I am wanting to be able to put 10" x 17" rims on the back of my 2005 and am looking for a company in Texas that does this. Found one in Longview but don't know them. They're called East Texas Muscle Cars. Does anybody have any experience with them? What they do is called a mini tub. Also, will this adversly affect handling? My car is stock but I want to upgrade with headers, cam and tune to start and it already chirps the tires in 3rd so unless I can put wider tires on, what's the point?


----------



## jpalamar (Jul 22, 2008)

Tires alone can make a HUGE difference in traction. You might not actually need 'wider' but just sticky.

Personally, unless you plan on some hardcore racing, I would waste your money on tubing to put 10" wide wheels on this car. You can get the stock 17s modded to 9" wide and only need a small spacer/maybe fender rolling.

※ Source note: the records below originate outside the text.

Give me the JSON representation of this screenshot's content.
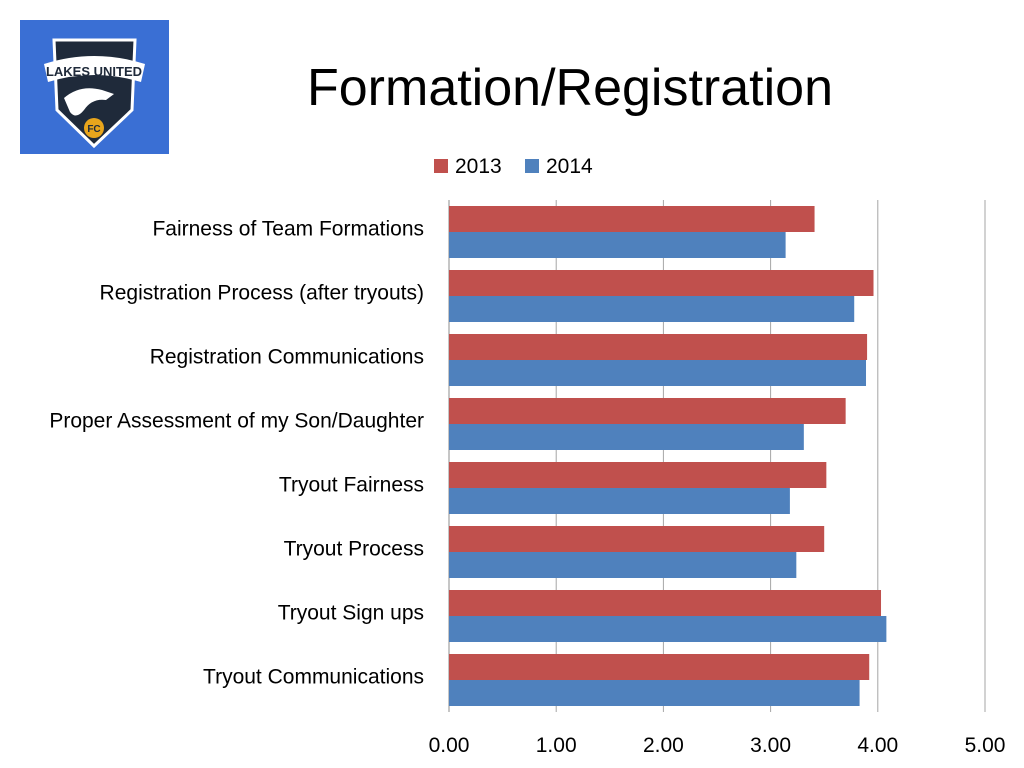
{
  "logo": {
    "text_top": "LAKES UNITED",
    "text_badge": "FC",
    "colors": {
      "background": "#3a6fd4",
      "shield": "#1f2a3a",
      "band": "#ffffff",
      "accent": "#e8a51c"
    }
  },
  "title": "Formation/Registration",
  "chart_data": {
    "type": "bar",
    "orientation": "horizontal",
    "title": "Formation/Registration",
    "categories": [
      "Fairness of Team Formations",
      "Registration Process (after tryouts)",
      "Registration Communications",
      "Proper Assessment of my Son/Daughter",
      "Tryout Fairness",
      "Tryout Process",
      "Tryout Sign ups",
      "Tryout Communications"
    ],
    "series": [
      {
        "name": "2013",
        "color": "#c0504d",
        "values": [
          3.41,
          3.96,
          3.9,
          3.7,
          3.52,
          3.5,
          4.03,
          3.92
        ]
      },
      {
        "name": "2014",
        "color": "#4f81bd",
        "values": [
          3.14,
          3.78,
          3.89,
          3.31,
          3.18,
          3.24,
          4.08,
          3.83
        ]
      }
    ],
    "xlim": [
      0,
      5
    ],
    "xticks": [
      "0.00",
      "1.00",
      "2.00",
      "3.00",
      "4.00",
      "5.00"
    ],
    "grid": true,
    "legend_position": "top"
  }
}
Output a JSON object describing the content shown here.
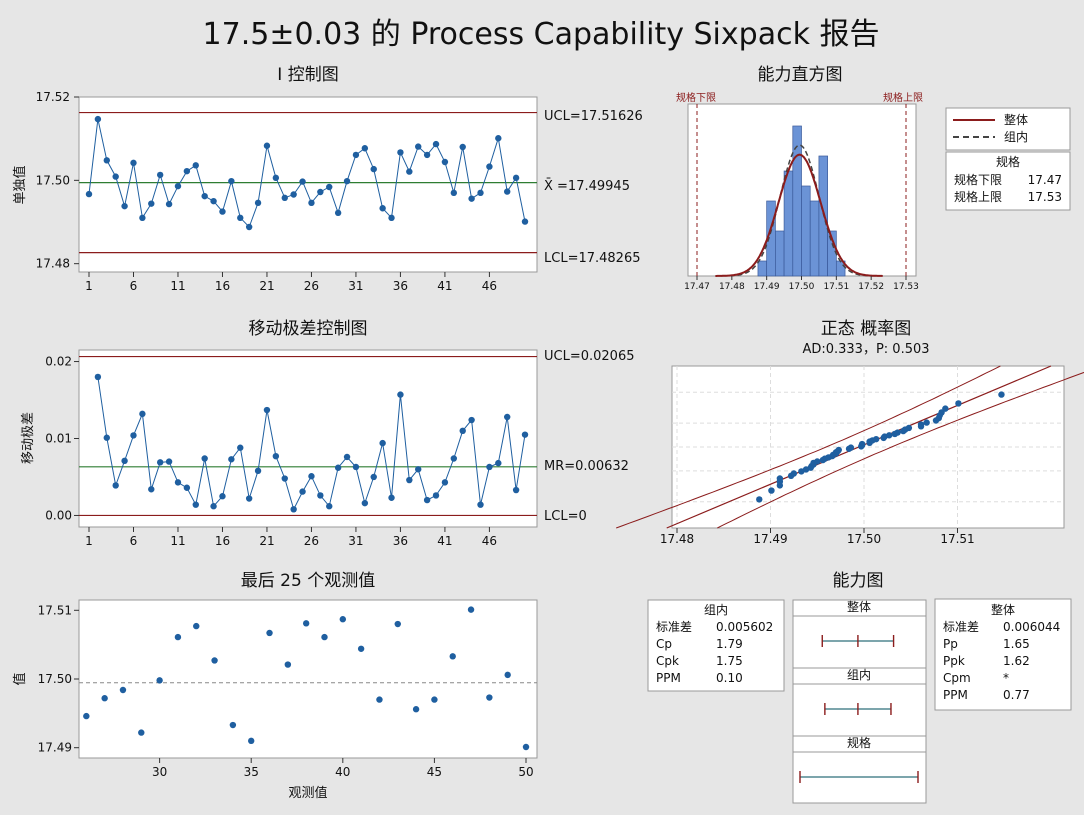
{
  "title": "17.5±0.03 的 Process Capability Sixpack 报告",
  "colors": {
    "background": "#e6e6e6",
    "panel": "#ffffff",
    "point": "#1f5fa0",
    "limit_line": "#8b1c1c",
    "center_line": "#2e7d32",
    "hist_bar": "#6b93d6",
    "ref_gray": "#888888"
  },
  "i_chart": {
    "title": "I 控制图",
    "ylabel": "单独值",
    "ucl_label": "UCL=17.51626",
    "center_label": "X̄ =17.49945",
    "lcl_label": "LCL=17.48265",
    "ucl": 17.51626,
    "center": 17.49945,
    "lcl": 17.48265,
    "y_ticks": [
      "17.48",
      "17.50",
      "17.52"
    ],
    "x_ticks": [
      "1",
      "6",
      "11",
      "16",
      "21",
      "26",
      "31",
      "36",
      "41",
      "46"
    ]
  },
  "mr_chart": {
    "title": "移动极差控制图",
    "ylabel": "移动极差",
    "ucl_label": "UCL=0.02065",
    "center_label": "MR=0.00632",
    "lcl_label": "LCL=0",
    "ucl": 0.02065,
    "center": 0.00632,
    "lcl": 0,
    "y_ticks": [
      "0.00",
      "0.01",
      "0.02"
    ],
    "x_ticks": [
      "1",
      "6",
      "11",
      "16",
      "21",
      "26",
      "31",
      "36",
      "41",
      "46"
    ]
  },
  "last25": {
    "title": "最后 25 个观测值",
    "ylabel": "值",
    "xlabel": "观测值",
    "y_ticks": [
      "17.49",
      "17.50",
      "17.51"
    ],
    "x_ticks": [
      "30",
      "35",
      "40",
      "45",
      "50"
    ]
  },
  "histogram": {
    "title": "能力直方图",
    "lsl_label": "规格下限",
    "usl_label": "规格上限",
    "x_ticks": [
      "17.47",
      "17.48",
      "17.49",
      "17.50",
      "17.51",
      "17.52",
      "17.53"
    ],
    "legend": {
      "overall": "整体",
      "within": "组内"
    },
    "spec_box": {
      "title": "规格",
      "rows": [
        {
          "label": "规格下限",
          "value": "17.47"
        },
        {
          "label": "规格上限",
          "value": "17.53"
        }
      ]
    }
  },
  "normal_plot": {
    "title": "正态 概率图",
    "subtitle": "AD:0.333，P: 0.503",
    "x_ticks": [
      "17.48",
      "17.49",
      "17.50",
      "17.51"
    ]
  },
  "capability": {
    "title": "能力图",
    "within_table": {
      "title": "组内",
      "rows": [
        {
          "label": "标准差",
          "value": "0.005602"
        },
        {
          "label": "Cp",
          "value": "1.79"
        },
        {
          "label": "Cpk",
          "value": "1.75"
        },
        {
          "label": "PPM",
          "value": "0.10"
        }
      ]
    },
    "overall_table": {
      "title": "整体",
      "rows": [
        {
          "label": "标准差",
          "value": "0.006044"
        },
        {
          "label": "Pp",
          "value": "1.65"
        },
        {
          "label": "Ppk",
          "value": "1.62"
        },
        {
          "label": "Cpm",
          "value": "*"
        },
        {
          "label": "PPM",
          "value": "0.77"
        }
      ]
    },
    "interval_labels": {
      "overall": "整体",
      "within": "组内",
      "spec": "规格"
    }
  },
  "chart_data": [
    {
      "type": "line",
      "name": "I 控制图",
      "x": [
        1,
        2,
        3,
        4,
        5,
        6,
        7,
        8,
        9,
        10,
        11,
        12,
        13,
        14,
        15,
        16,
        17,
        18,
        19,
        20,
        21,
        22,
        23,
        24,
        25,
        26,
        27,
        28,
        29,
        30,
        31,
        32,
        33,
        34,
        35,
        36,
        37,
        38,
        39,
        40,
        41,
        42,
        43,
        44,
        45,
        46,
        47,
        48,
        49,
        50
      ],
      "values": [
        17.4967,
        17.5147,
        17.5048,
        17.5009,
        17.4938,
        17.5042,
        17.491,
        17.4944,
        17.5013,
        17.4943,
        17.4986,
        17.5022,
        17.5036,
        17.4962,
        17.495,
        17.4925,
        17.4998,
        17.491,
        17.4888,
        17.4946,
        17.5083,
        17.5006,
        17.4958,
        17.4966,
        17.4997,
        17.4946,
        17.4972,
        17.4984,
        17.4922,
        17.4998,
        17.5061,
        17.5077,
        17.5027,
        17.4933,
        17.491,
        17.5067,
        17.5021,
        17.5081,
        17.5061,
        17.5087,
        17.5044,
        17.497,
        17.508,
        17.4956,
        17.497,
        17.5033,
        17.5101,
        17.4973,
        17.5006,
        17.4901
      ],
      "ucl": 17.51626,
      "center": 17.49945,
      "lcl": 17.48265,
      "ylim": [
        17.478,
        17.52
      ]
    },
    {
      "type": "line",
      "name": "移动极差控制图",
      "x": [
        2,
        3,
        4,
        5,
        6,
        7,
        8,
        9,
        10,
        11,
        12,
        13,
        14,
        15,
        16,
        17,
        18,
        19,
        20,
        21,
        22,
        23,
        24,
        25,
        26,
        27,
        28,
        29,
        30,
        31,
        32,
        33,
        34,
        35,
        36,
        37,
        38,
        39,
        40,
        41,
        42,
        43,
        44,
        45,
        46,
        47,
        48,
        49,
        50
      ],
      "values": [
        0.018,
        0.0101,
        0.0039,
        0.0071,
        0.0104,
        0.0132,
        0.0034,
        0.0069,
        0.007,
        0.0043,
        0.0036,
        0.0014,
        0.0074,
        0.0012,
        0.0025,
        0.0073,
        0.0088,
        0.0022,
        0.0058,
        0.0137,
        0.0077,
        0.0048,
        0.0008,
        0.0031,
        0.0051,
        0.0026,
        0.0012,
        0.0062,
        0.0076,
        0.0063,
        0.0016,
        0.005,
        0.0094,
        0.0023,
        0.0157,
        0.0046,
        0.006,
        0.002,
        0.0026,
        0.0043,
        0.0074,
        0.011,
        0.0124,
        0.0014,
        0.0063,
        0.0068,
        0.0128,
        0.0033,
        0.0105
      ],
      "ucl": 0.02065,
      "center": 0.00632,
      "lcl": 0,
      "ylim": [
        -0.0015,
        0.0215
      ]
    },
    {
      "type": "scatter",
      "name": "最后 25 个观测值",
      "x": [
        26,
        27,
        28,
        29,
        30,
        31,
        32,
        33,
        34,
        35,
        36,
        37,
        38,
        39,
        40,
        41,
        42,
        43,
        44,
        45,
        46,
        47,
        48,
        49,
        50
      ],
      "values": [
        17.4946,
        17.4972,
        17.4984,
        17.4922,
        17.4998,
        17.5061,
        17.5077,
        17.5027,
        17.4933,
        17.491,
        17.5067,
        17.5021,
        17.5081,
        17.5061,
        17.5087,
        17.5044,
        17.497,
        17.508,
        17.4956,
        17.497,
        17.5033,
        17.5101,
        17.4973,
        17.5006,
        17.4901
      ],
      "reference": 17.49945,
      "xlim": [
        25.6,
        50.6
      ],
      "ylim": [
        17.4885,
        17.5115
      ]
    },
    {
      "type": "bar",
      "name": "能力直方图",
      "bin_edges": [
        17.4875,
        17.49,
        17.4925,
        17.495,
        17.4975,
        17.5,
        17.5025,
        17.505,
        17.5075,
        17.51,
        17.5125
      ],
      "counts": [
        1,
        5,
        3,
        7,
        10,
        6,
        5,
        8,
        3,
        1
      ],
      "lsl": 17.47,
      "usl": 17.53,
      "mean": 17.49945,
      "sd_overall": 0.006044,
      "sd_within": 0.005602,
      "xlim": [
        17.47,
        17.53
      ]
    },
    {
      "type": "scatter",
      "name": "正态 概率图",
      "xlim": [
        17.48,
        17.52
      ],
      "mean": 17.49945,
      "sd": 0.006044
    }
  ]
}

Keep in mind, the wider/sticky tires will also beat on your drivetrain more. You might drop the DS or an axle if you go to agressive without the supporting mods.


----------



## svede1212 (Nov 1, 2005)

"what's the point"? I'm quite a bit beyond that with intake, TB, FAST 102, cam, heads and more and my widened 17"s (9") give me great traction with 285s on the street and sticky DRs make the quarter mile doable.


----------



## johni53 (Feb 10, 2010)

svede1212 said:


> "what's the point"? I'm quite a bit beyond that with intake, TB, FAST 102, cam, heads and more and my widened 17"s (9") give me great traction with 285s on the street and sticky DRs make the quarter mile doable.


Ok, thanks, guys. You saved me $1200. I'll widen my wheels an inch and put the 285s on. Would that be 40s or 35s on those 285s to keep the same ride height?


----------



## svede1212 (Nov 1, 2005)

40s. You want to be around 26". Stock is high 25.X"


----------



## C'VilleGTO (Sep 10, 2010)

I am installing some new suspension parts and wondering how much lower my car is from new/stock. I am stock at the moment but with 96k on her. I have looked for a while for the ride height of our cars when they are set up with 18" rims, does anyone have this measurement?


----------



## svede1212 (Nov 1, 2005)

Park on level ground. Measure from the center of the wheel hub to the fender arch. Stock it's roughly 360mm (14¼") front, 370mm (14½") rear.


----------



## C'VilleGTO (Sep 10, 2010)

Thanks, i am installing a strut rub kit this weekend. Next on the list will be springs & struts based on ride height.


----------